# Bridgeport Base Dimensions?



## minions (May 4, 2016)

Hi All,
Im wondering if any one can give me the height of a typical j head Bridgeport mill base.  I'm scheduled to pick up my new to me but quite old Bridgeport mill this weekend and in my plans is to load it on a pallet then use 1/2inch screws to secure it onto the pallet, just not sure what length bolts to take with.   I will be strapping it down it as well.  Any help is appreciated.
Daniel


----------



## carlquib (May 4, 2016)

That is exactly how I move them.  The only thing I do differently is I have a couple pallet length 2 x 4s that are ripped so they will slip in the pallet under the mounting holes on your Bridgeport.  Once the mill is on the pallet simply pilot drill your 2 x 4s through the mounting holes and then lag it down to the pallet with some 1/2" lag bolts.  It helps make handling the machine much easier.  If you have to go far invert the head and raise the knee to stabilize it.   I use a stack of old magazines to pad the motor and then wrap the machine  in stretch wrap.  Tie it down with straps and you are good to go.  

Hello, my name is Brian and I'm a toolaholic


----------



## carlquib (May 4, 2016)

Oh sorry. I left out the part you asked about.  I used 8" x 1/2" lag bolts.  
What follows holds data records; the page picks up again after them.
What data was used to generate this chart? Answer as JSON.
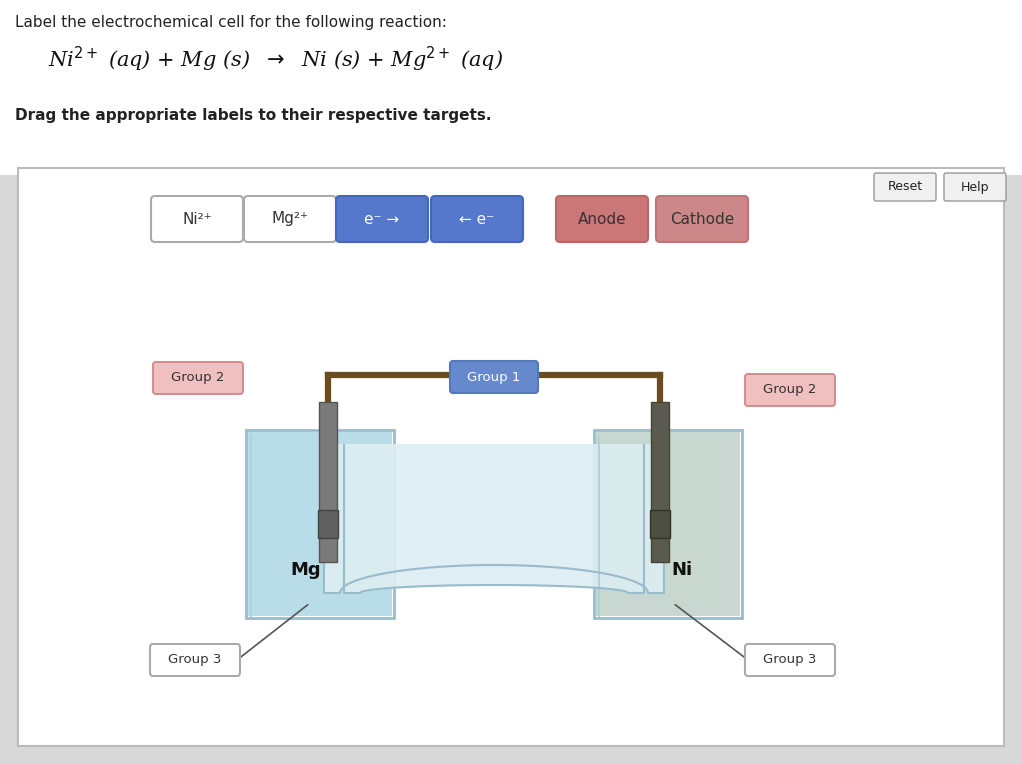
{
  "title_text": "Label the electrochemical cell for the following reaction:",
  "drag_instruction": "Drag the appropriate labels to their respective targets.",
  "bg_color": "#d8d8d8",
  "panel_bg": "#ffffff",
  "label_buttons": [
    {
      "text": "Ni²⁺",
      "bg": "#ffffff",
      "edge": "#aaaaaa",
      "textcolor": "#333333"
    },
    {
      "text": "Mg²⁺",
      "bg": "#ffffff",
      "edge": "#aaaaaa",
      "textcolor": "#333333"
    },
    {
      "text": "e⁻ →",
      "bg": "#5577cc",
      "edge": "#4466bb",
      "textcolor": "#ffffff"
    },
    {
      "text": "← e⁻",
      "bg": "#5577cc",
      "edge": "#4466bb",
      "textcolor": "#ffffff"
    },
    {
      "text": "Anode",
      "bg": "#cc7777",
      "edge": "#bb6666",
      "textcolor": "#333333"
    },
    {
      "text": "Cathode",
      "bg": "#cc8888",
      "edge": "#bb7777",
      "textcolor": "#333333"
    }
  ],
  "group1": {
    "text": "Group 1",
    "bg": "#6688cc",
    "edge": "#5577bb",
    "textcolor": "#ffffff"
  },
  "group2_left": {
    "text": "Group 2",
    "bg": "#f0c0c0",
    "edge": "#d09090",
    "textcolor": "#333333"
  },
  "group2_right": {
    "text": "Group 2",
    "bg": "#f0c0c0",
    "edge": "#d09090",
    "textcolor": "#333333"
  },
  "group3_left": {
    "text": "Group 3",
    "bg": "#ffffff",
    "edge": "#aaaaaa",
    "textcolor": "#333333"
  },
  "group3_right": {
    "text": "Group 3",
    "bg": "#ffffff",
    "edge": "#aaaaaa",
    "textcolor": "#333333"
  },
  "reset_btn": {
    "text": "Reset",
    "bg": "#f0f0f0",
    "edge": "#999999"
  },
  "help_btn": {
    "text": "Help",
    "bg": "#f0f0f0",
    "edge": "#999999"
  },
  "wire_color": "#6b4c1e",
  "beaker_water_left": "#b8dde8",
  "beaker_water_right": "#c8d8d0",
  "beaker_glass": "#aacccc",
  "salt_bridge_fill": "#ddeef2",
  "salt_bridge_edge": "#99bbcc",
  "electrode_mg": "#7a7a7a",
  "electrode_ni": "#5a5a50",
  "mg_label": "Mg",
  "ni_label": "Ni"
}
Hello, my name is Brian and I'm a toolaholic


----------



## minions (May 5, 2016)

Thank you Brian, much appreciated.


----------



## gwade (Jun 2, 2016)

You may want to download a BP Manual (1986).  There's a page titled installation (attached) with all dimensions; and the manual has additional information on how to lock the ways when moving and where/how to lift.


----------